Он молчал, смотрел в окно и думал о чем-то другом. Я проследил за его взглядом. За забором, в своем саду, возился возле яблони Николай Сидорович.
— Его оштрафовали совсем за другое, — сказал я. — Помните, вы нам говорили?
И выложил, как было на самом деле с фальшивой фотокарточкой.
— Он же не из-за длинного рубля — просто помочь хотел человеку. А ему сразу штраф!

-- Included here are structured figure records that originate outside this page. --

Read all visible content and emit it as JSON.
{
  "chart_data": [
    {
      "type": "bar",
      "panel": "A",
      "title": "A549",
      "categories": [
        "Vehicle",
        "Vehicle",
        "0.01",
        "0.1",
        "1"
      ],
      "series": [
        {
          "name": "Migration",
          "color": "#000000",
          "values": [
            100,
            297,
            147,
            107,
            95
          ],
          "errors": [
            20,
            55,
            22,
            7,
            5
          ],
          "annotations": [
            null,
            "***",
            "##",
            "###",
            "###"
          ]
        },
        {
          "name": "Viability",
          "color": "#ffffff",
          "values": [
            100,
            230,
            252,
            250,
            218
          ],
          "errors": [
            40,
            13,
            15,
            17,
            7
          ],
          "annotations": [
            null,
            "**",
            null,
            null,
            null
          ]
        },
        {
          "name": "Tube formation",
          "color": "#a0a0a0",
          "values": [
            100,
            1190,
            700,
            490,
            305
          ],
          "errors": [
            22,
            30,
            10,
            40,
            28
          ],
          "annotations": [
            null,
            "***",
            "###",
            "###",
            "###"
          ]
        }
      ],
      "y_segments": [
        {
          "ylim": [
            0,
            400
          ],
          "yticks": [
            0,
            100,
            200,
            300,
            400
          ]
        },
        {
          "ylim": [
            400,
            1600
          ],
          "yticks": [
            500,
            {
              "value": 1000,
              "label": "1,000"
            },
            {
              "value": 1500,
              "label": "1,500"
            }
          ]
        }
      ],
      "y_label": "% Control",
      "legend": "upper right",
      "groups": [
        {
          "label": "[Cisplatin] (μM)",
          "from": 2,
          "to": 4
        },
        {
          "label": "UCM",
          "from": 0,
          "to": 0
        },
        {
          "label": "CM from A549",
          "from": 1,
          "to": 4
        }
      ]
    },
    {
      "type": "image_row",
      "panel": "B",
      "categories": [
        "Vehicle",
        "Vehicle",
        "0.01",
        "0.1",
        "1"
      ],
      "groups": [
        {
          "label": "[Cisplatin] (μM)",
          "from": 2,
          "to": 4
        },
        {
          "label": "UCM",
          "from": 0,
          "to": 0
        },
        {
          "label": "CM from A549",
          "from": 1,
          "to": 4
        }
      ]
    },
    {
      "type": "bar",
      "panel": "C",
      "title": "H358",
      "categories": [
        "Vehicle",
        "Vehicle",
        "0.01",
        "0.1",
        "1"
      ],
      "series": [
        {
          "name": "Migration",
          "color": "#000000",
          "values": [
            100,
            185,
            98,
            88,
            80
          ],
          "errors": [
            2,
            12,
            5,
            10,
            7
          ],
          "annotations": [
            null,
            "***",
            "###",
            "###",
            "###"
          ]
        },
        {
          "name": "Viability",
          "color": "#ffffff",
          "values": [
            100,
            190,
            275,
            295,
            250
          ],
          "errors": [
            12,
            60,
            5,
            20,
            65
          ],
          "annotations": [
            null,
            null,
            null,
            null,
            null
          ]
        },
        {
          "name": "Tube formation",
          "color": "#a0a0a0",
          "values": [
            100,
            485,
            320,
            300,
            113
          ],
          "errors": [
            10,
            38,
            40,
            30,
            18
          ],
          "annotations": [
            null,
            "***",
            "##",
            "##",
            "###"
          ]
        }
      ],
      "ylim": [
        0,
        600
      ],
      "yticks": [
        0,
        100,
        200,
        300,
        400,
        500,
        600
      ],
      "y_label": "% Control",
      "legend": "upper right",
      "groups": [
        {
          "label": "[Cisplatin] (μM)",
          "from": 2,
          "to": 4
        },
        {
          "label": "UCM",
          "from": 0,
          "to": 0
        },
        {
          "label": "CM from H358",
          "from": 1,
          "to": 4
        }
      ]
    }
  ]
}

— Бог с ним! — Савелий Кузьмич протяжно зевнул; история соседа, видимо, его не очень интересовала. — Поднялся сегодня чуть свет, на сон меня тянет.
Я торопливо встал:
— Пойду!
— Обожди. Анисья меду принесет, тогда пойдешь. — Он ковырял спичкой в зубах. — Длинный рубль… И отчего только такое слово пошло? Не оттого ли, что длинно и трудно, ох и трудно его зарабатывать, так — нет?
— Что вы! Совсем наоборот! Длинный рубль — когда зарабатывают легко и быстро. Спекулянты например.

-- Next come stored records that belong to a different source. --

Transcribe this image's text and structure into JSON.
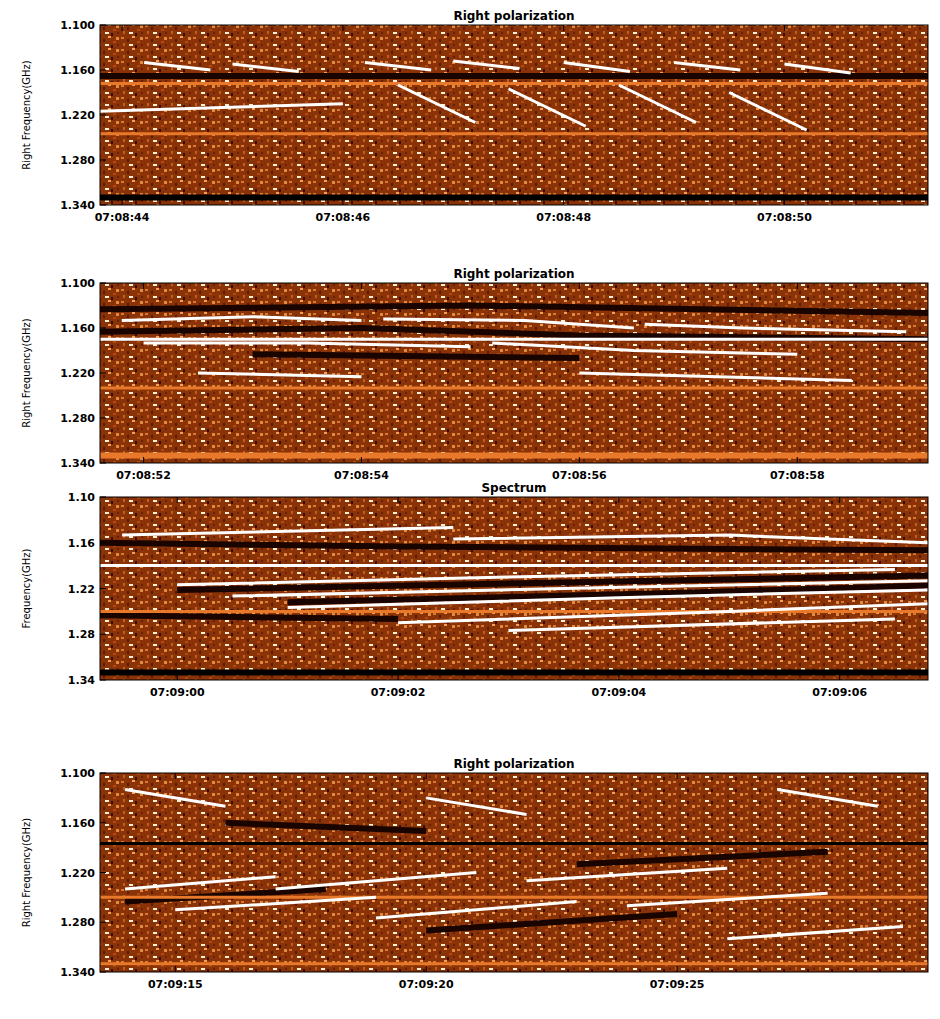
{
  "chart_data": [
    {
      "type": "line",
      "title": "Right polarization",
      "y_label": "Right Frequency(GHz)",
      "xlim": [
        43.8,
        51.3
      ],
      "xticks": [
        {
          "value": 44,
          "label": "07:08:44"
        },
        {
          "value": 46,
          "label": "07:08:46"
        },
        {
          "value": 48,
          "label": "07:08:48"
        },
        {
          "value": 50,
          "label": "07:08:50"
        }
      ],
      "ylim": [
        1.34,
        1.1
      ],
      "yticks": [
        {
          "value": 1.1,
          "label": "1.100"
        },
        {
          "value": 1.16,
          "label": "1.160"
        },
        {
          "value": 1.22,
          "label": "1.220"
        },
        {
          "value": 1.28,
          "label": "1.280"
        },
        {
          "value": 1.34,
          "label": "1.340"
        }
      ],
      "series": [
        {
          "color": "#1a0400",
          "line_style": "band",
          "x": [
            43.8,
            51.3
          ],
          "values": [
            1.168,
            1.168
          ]
        },
        {
          "color": "#e8782a",
          "line_style": "solid",
          "x": [
            43.8,
            51.3
          ],
          "values": [
            1.178,
            1.178
          ]
        },
        {
          "color": "#e8782a",
          "line_style": "solid",
          "x": [
            43.8,
            51.3
          ],
          "values": [
            1.245,
            1.245
          ]
        },
        {
          "color": "#000000",
          "line_style": "band",
          "x": [
            43.8,
            51.3
          ],
          "values": [
            1.33,
            1.33
          ]
        },
        {
          "color": "#ffffff",
          "line_style": "solid",
          "x": [
            43.8,
            46.0
          ],
          "values": [
            1.215,
            1.205
          ]
        },
        {
          "color": "#ffffff",
          "line_style": "solid",
          "x": [
            44.2,
            44.8
          ],
          "values": [
            1.15,
            1.16
          ]
        },
        {
          "color": "#ffffff",
          "line_style": "solid",
          "x": [
            45.0,
            45.6
          ],
          "values": [
            1.152,
            1.162
          ]
        },
        {
          "color": "#ffffff",
          "line_style": "solid",
          "x": [
            46.2,
            46.8
          ],
          "values": [
            1.15,
            1.16
          ]
        },
        {
          "color": "#ffffff",
          "line_style": "solid",
          "x": [
            47.0,
            47.6
          ],
          "values": [
            1.148,
            1.158
          ]
        },
        {
          "color": "#ffffff",
          "line_style": "solid",
          "x": [
            48.0,
            48.6
          ],
          "values": [
            1.15,
            1.162
          ]
        },
        {
          "color": "#ffffff",
          "line_style": "solid",
          "x": [
            49.0,
            49.6
          ],
          "values": [
            1.15,
            1.16
          ]
        },
        {
          "color": "#ffffff",
          "line_style": "solid",
          "x": [
            50.0,
            50.6
          ],
          "values": [
            1.152,
            1.164
          ]
        },
        {
          "color": "#ffffff",
          "line_style": "solid",
          "x": [
            46.5,
            47.2
          ],
          "values": [
            1.18,
            1.23
          ]
        },
        {
          "color": "#ffffff",
          "line_style": "solid",
          "x": [
            47.5,
            48.2
          ],
          "values": [
            1.185,
            1.235
          ]
        },
        {
          "color": "#ffffff",
          "line_style": "solid",
          "x": [
            48.5,
            49.2
          ],
          "values": [
            1.18,
            1.23
          ]
        },
        {
          "color": "#ffffff",
          "line_style": "solid",
          "x": [
            49.5,
            50.2
          ],
          "values": [
            1.19,
            1.24
          ]
        }
      ]
    },
    {
      "type": "line",
      "title": "Right polarization",
      "y_label": "Right Frequency(GHz)",
      "xlim": [
        51.6,
        59.2
      ],
      "xticks": [
        {
          "value": 52,
          "label": "07:08:52"
        },
        {
          "value": 54,
          "label": "07:08:54"
        },
        {
          "value": 56,
          "label": "07:08:56"
        },
        {
          "value": 58,
          "label": "07:08:58"
        }
      ],
      "ylim": [
        1.34,
        1.1
      ],
      "yticks": [
        {
          "value": 1.1,
          "label": "1.100"
        },
        {
          "value": 1.16,
          "label": "1.160"
        },
        {
          "value": 1.22,
          "label": "1.220"
        },
        {
          "value": 1.28,
          "label": "1.280"
        },
        {
          "value": 1.34,
          "label": "1.340"
        }
      ],
      "series": [
        {
          "color": "#1a0400",
          "line_style": "band",
          "x": [
            51.6,
            54.0,
            56.0,
            59.2
          ],
          "values": [
            1.165,
            1.16,
            1.17,
            1.175
          ]
        },
        {
          "color": "#1a0400",
          "line_style": "band",
          "x": [
            51.6,
            55.0,
            59.2
          ],
          "values": [
            1.135,
            1.13,
            1.14
          ]
        },
        {
          "color": "#1a0400",
          "line_style": "band",
          "x": [
            53.0,
            56.0
          ],
          "values": [
            1.195,
            1.2
          ]
        },
        {
          "color": "#ffffff",
          "line_style": "solid",
          "x": [
            51.6,
            59.2
          ],
          "values": [
            1.175,
            1.175
          ]
        },
        {
          "color": "#e8782a",
          "line_style": "solid",
          "x": [
            51.6,
            59.2
          ],
          "values": [
            1.24,
            1.24
          ]
        },
        {
          "color": "#e8782a",
          "line_style": "band",
          "x": [
            51.6,
            59.2
          ],
          "values": [
            1.33,
            1.33
          ]
        },
        {
          "color": "#ffffff",
          "line_style": "solid",
          "x": [
            51.8,
            53.0,
            54.0
          ],
          "values": [
            1.15,
            1.145,
            1.15
          ]
        },
        {
          "color": "#ffffff",
          "line_style": "solid",
          "x": [
            54.2,
            55.5,
            56.5
          ],
          "values": [
            1.148,
            1.15,
            1.16
          ]
        },
        {
          "color": "#ffffff",
          "line_style": "solid",
          "x": [
            56.6,
            57.5,
            59.0
          ],
          "values": [
            1.155,
            1.16,
            1.165
          ]
        },
        {
          "color": "#ffffff",
          "line_style": "solid",
          "x": [
            52.0,
            53.5,
            55.0
          ],
          "values": [
            1.18,
            1.18,
            1.185
          ]
        },
        {
          "color": "#ffffff",
          "line_style": "solid",
          "x": [
            55.2,
            56.5,
            58.0
          ],
          "values": [
            1.18,
            1.19,
            1.195
          ]
        },
        {
          "color": "#ffffff",
          "line_style": "solid",
          "x": [
            52.5,
            54.0
          ],
          "values": [
            1.22,
            1.225
          ]
        },
        {
          "color": "#ffffff",
          "line_style": "solid",
          "x": [
            56.0,
            58.5
          ],
          "values": [
            1.22,
            1.23
          ]
        }
      ]
    },
    {
      "type": "line",
      "title": "Spectrum",
      "y_label": "Frequency(GHz)",
      "xlim": [
        59.3,
        66.8
      ],
      "xticks": [
        {
          "value": 60,
          "label": "07:09:00"
        },
        {
          "value": 62,
          "label": "07:09:02"
        },
        {
          "value": 64,
          "label": "07:09:04"
        },
        {
          "value": 66,
          "label": "07:09:06"
        }
      ],
      "ylim": [
        1.34,
        1.1
      ],
      "yticks": [
        {
          "value": 1.1,
          "label": "1.10"
        },
        {
          "value": 1.16,
          "label": "1.16"
        },
        {
          "value": 1.22,
          "label": "1.22"
        },
        {
          "value": 1.28,
          "label": "1.28"
        },
        {
          "value": 1.34,
          "label": "1.34"
        }
      ],
      "series": [
        {
          "color": "#1a0400",
          "line_style": "band",
          "x": [
            59.3,
            62.0,
            66.8
          ],
          "values": [
            1.16,
            1.165,
            1.17
          ]
        },
        {
          "color": "#1a0400",
          "line_style": "band",
          "x": [
            59.3,
            62.0
          ],
          "values": [
            1.255,
            1.26
          ]
        },
        {
          "color": "#1a0400",
          "line_style": "band",
          "x": [
            60.0,
            63.5,
            66.8
          ],
          "values": [
            1.222,
            1.212,
            1.203
          ]
        },
        {
          "color": "#1a0400",
          "line_style": "band",
          "x": [
            61.0,
            64.5,
            66.8
          ],
          "values": [
            1.238,
            1.226,
            1.216
          ]
        },
        {
          "color": "#ffffff",
          "line_style": "solid",
          "x": [
            59.3,
            66.8
          ],
          "values": [
            1.19,
            1.19
          ]
        },
        {
          "color": "#e8782a",
          "line_style": "solid",
          "x": [
            59.3,
            66.8
          ],
          "values": [
            1.25,
            1.25
          ]
        },
        {
          "color": "#000000",
          "line_style": "band",
          "x": [
            59.3,
            66.8
          ],
          "values": [
            1.33,
            1.33
          ]
        },
        {
          "color": "#ffffff",
          "line_style": "solid",
          "x": [
            59.5,
            62.5
          ],
          "values": [
            1.15,
            1.14
          ]
        },
        {
          "color": "#ffffff",
          "line_style": "solid",
          "x": [
            62.5,
            65.0,
            66.8
          ],
          "values": [
            1.155,
            1.15,
            1.16
          ]
        },
        {
          "color": "#ffffff",
          "line_style": "solid",
          "x": [
            60.0,
            63.0,
            66.5
          ],
          "values": [
            1.215,
            1.205,
            1.195
          ]
        },
        {
          "color": "#ffffff",
          "line_style": "solid",
          "x": [
            60.5,
            63.5,
            66.8
          ],
          "values": [
            1.23,
            1.22,
            1.21
          ]
        },
        {
          "color": "#ffffff",
          "line_style": "solid",
          "x": [
            61.0,
            64.0,
            66.8
          ],
          "values": [
            1.245,
            1.232,
            1.222
          ]
        },
        {
          "color": "#ffffff",
          "line_style": "solid",
          "x": [
            62.0,
            65.0,
            66.8
          ],
          "values": [
            1.265,
            1.25,
            1.24
          ]
        },
        {
          "color": "#ffffff",
          "line_style": "solid",
          "x": [
            63.0,
            66.5
          ],
          "values": [
            1.275,
            1.26
          ]
        }
      ]
    },
    {
      "type": "line",
      "title": "Right polarization",
      "y_label": "Right Frequency(GHz)",
      "xlim": [
        73.5,
        90.0
      ],
      "xticks": [
        {
          "value": 75,
          "label": "07:09:15"
        },
        {
          "value": 80,
          "label": "07:09:20"
        },
        {
          "value": 85,
          "label": "07:09:25"
        }
      ],
      "ylim": [
        1.34,
        1.1
      ],
      "yticks": [
        {
          "value": 1.1,
          "label": "1.100"
        },
        {
          "value": 1.16,
          "label": "1.160"
        },
        {
          "value": 1.22,
          "label": "1.220"
        },
        {
          "value": 1.28,
          "label": "1.280"
        },
        {
          "value": 1.34,
          "label": "1.340"
        }
      ],
      "series": [
        {
          "color": "#1a0400",
          "line_style": "band",
          "x": [
            74.0,
            78.0
          ],
          "values": [
            1.255,
            1.24
          ]
        },
        {
          "color": "#1a0400",
          "line_style": "band",
          "x": [
            80.0,
            85.0
          ],
          "values": [
            1.29,
            1.27
          ]
        },
        {
          "color": "#1a0400",
          "line_style": "band",
          "x": [
            83.0,
            88.0
          ],
          "values": [
            1.21,
            1.195
          ]
        },
        {
          "color": "#1a0400",
          "line_style": "band",
          "x": [
            76.0,
            80.0
          ],
          "values": [
            1.16,
            1.17
          ]
        },
        {
          "color": "#000000",
          "line_style": "solid",
          "x": [
            73.5,
            90.0
          ],
          "values": [
            1.185,
            1.185
          ]
        },
        {
          "color": "#e8782a",
          "line_style": "solid",
          "x": [
            73.5,
            90.0
          ],
          "values": [
            1.25,
            1.25
          ]
        },
        {
          "color": "#e8782a",
          "line_style": "solid",
          "x": [
            73.5,
            90.0
          ],
          "values": [
            1.33,
            1.33
          ]
        },
        {
          "color": "#ffffff",
          "line_style": "solid",
          "x": [
            74.0,
            77.0
          ],
          "values": [
            1.24,
            1.225
          ]
        },
        {
          "color": "#ffffff",
          "line_style": "solid",
          "x": [
            75.0,
            79.0
          ],
          "values": [
            1.265,
            1.25
          ]
        },
        {
          "color": "#ffffff",
          "line_style": "solid",
          "x": [
            77.0,
            81.0
          ],
          "values": [
            1.24,
            1.22
          ]
        },
        {
          "color": "#ffffff",
          "line_style": "solid",
          "x": [
            79.0,
            83.0
          ],
          "values": [
            1.275,
            1.255
          ]
        },
        {
          "color": "#ffffff",
          "line_style": "solid",
          "x": [
            82.0,
            86.0
          ],
          "values": [
            1.23,
            1.215
          ]
        },
        {
          "color": "#ffffff",
          "line_style": "solid",
          "x": [
            84.0,
            88.0
          ],
          "values": [
            1.26,
            1.245
          ]
        },
        {
          "color": "#ffffff",
          "line_style": "solid",
          "x": [
            86.0,
            89.5
          ],
          "values": [
            1.3,
            1.285
          ]
        },
        {
          "color": "#ffffff",
          "line_style": "solid",
          "x": [
            74.0,
            76.0
          ],
          "values": [
            1.12,
            1.14
          ]
        },
        {
          "color": "#ffffff",
          "line_style": "solid",
          "x": [
            80.0,
            82.0
          ],
          "values": [
            1.13,
            1.15
          ]
        },
        {
          "color": "#ffffff",
          "line_style": "solid",
          "x": [
            87.0,
            89.0
          ],
          "values": [
            1.12,
            1.14
          ]
        }
      ]
    }
  ]
}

— А ты откуда знаешь, как они легко зарабатывают? Пробовал разве?
Я сразу начал потеть.
Савелий Кузьмич случайно попал в самую шляпку гвоздя. Был в моей биографии такой позорный эпизод. Однажды зимой в нашем магазине стали продавать дрожжи. Давали всего по две пачки, а до этого их долго не было. Сразу выстроилась большая очередь. Одна тетка, в валенках, в платке, заскочила во двор, собрала мальчишек и спросила:
— Кто хочет заработать на мороженое?
Никто не отказался. Тогда она велела нам бежать в магазин и занять очередь за дрожжами. Мы честно выстояли и получили от нее по пять копеек. Встали по второму разу, по третьему…

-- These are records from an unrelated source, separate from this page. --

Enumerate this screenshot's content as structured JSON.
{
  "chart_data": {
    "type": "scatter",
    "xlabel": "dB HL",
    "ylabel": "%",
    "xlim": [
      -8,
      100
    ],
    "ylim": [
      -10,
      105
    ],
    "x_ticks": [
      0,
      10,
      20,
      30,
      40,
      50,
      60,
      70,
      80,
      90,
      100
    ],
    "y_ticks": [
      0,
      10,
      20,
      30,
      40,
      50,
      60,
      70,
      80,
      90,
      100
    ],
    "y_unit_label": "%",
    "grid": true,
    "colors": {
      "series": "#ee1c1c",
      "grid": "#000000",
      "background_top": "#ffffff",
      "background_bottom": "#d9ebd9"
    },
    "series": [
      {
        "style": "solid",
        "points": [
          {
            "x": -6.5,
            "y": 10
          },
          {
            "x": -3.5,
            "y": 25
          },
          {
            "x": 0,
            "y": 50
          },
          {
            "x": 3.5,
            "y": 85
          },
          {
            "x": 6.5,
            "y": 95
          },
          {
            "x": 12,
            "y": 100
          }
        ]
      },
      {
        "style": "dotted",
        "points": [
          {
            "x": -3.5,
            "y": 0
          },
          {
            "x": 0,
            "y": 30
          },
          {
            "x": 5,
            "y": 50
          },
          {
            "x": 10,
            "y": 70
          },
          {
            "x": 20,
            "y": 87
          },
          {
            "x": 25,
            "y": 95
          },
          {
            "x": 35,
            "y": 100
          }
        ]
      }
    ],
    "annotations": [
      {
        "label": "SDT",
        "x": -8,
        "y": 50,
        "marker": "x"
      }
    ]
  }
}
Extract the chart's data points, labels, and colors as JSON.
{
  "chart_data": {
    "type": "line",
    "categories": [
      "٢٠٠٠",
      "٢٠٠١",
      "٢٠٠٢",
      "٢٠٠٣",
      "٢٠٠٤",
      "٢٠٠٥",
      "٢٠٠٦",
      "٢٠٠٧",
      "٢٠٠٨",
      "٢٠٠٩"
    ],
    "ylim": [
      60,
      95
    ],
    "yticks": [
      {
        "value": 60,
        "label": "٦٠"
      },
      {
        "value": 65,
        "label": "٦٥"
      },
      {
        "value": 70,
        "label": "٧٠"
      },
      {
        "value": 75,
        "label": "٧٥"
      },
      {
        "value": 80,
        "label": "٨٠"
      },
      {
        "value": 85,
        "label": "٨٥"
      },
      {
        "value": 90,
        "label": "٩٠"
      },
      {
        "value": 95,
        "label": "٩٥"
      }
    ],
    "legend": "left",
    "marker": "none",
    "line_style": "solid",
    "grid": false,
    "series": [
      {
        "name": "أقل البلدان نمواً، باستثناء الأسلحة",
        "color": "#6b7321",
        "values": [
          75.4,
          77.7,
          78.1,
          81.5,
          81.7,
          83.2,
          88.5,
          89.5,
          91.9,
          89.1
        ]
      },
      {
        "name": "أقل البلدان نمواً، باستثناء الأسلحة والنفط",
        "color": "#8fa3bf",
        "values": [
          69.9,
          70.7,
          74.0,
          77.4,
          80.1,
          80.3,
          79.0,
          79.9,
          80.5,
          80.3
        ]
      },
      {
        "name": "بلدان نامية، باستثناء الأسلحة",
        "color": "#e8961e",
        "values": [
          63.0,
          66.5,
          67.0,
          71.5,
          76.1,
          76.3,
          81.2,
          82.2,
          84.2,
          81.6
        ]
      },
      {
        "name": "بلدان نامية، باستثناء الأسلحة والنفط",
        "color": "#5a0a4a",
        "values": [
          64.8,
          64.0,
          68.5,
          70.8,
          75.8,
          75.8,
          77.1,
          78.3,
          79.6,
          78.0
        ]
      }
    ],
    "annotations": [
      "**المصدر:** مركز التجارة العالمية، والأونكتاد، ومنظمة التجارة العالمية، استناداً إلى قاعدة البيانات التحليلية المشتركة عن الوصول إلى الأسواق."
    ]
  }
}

Я пробыл в магазине три часа, опоздал на обед, зато принес домой двадцать две копейки — три истратил на газ-воду: в магазине было жарко, очень пить захотелось. Я был горд и счастлив своим первым заработком. И страшно удивился, когда мама, узнав, как я его получил, вдруг рассердилась и потащила меня в магазин искать ту тетку. Конечно, мы ее не нашли. Мама наказала меня, оставила без сладкого и без телевизора.
Двадцать две копейки жгли мне руку, и я не знал, что с ними делать. Выбрасывать — жалко, такие большие деньги, а купить что-нибудь на них не позволяла совесть. Тогда я купил леденцов и подарил Катьке, а потом выпросил половину — ведь леденцы уже были ее.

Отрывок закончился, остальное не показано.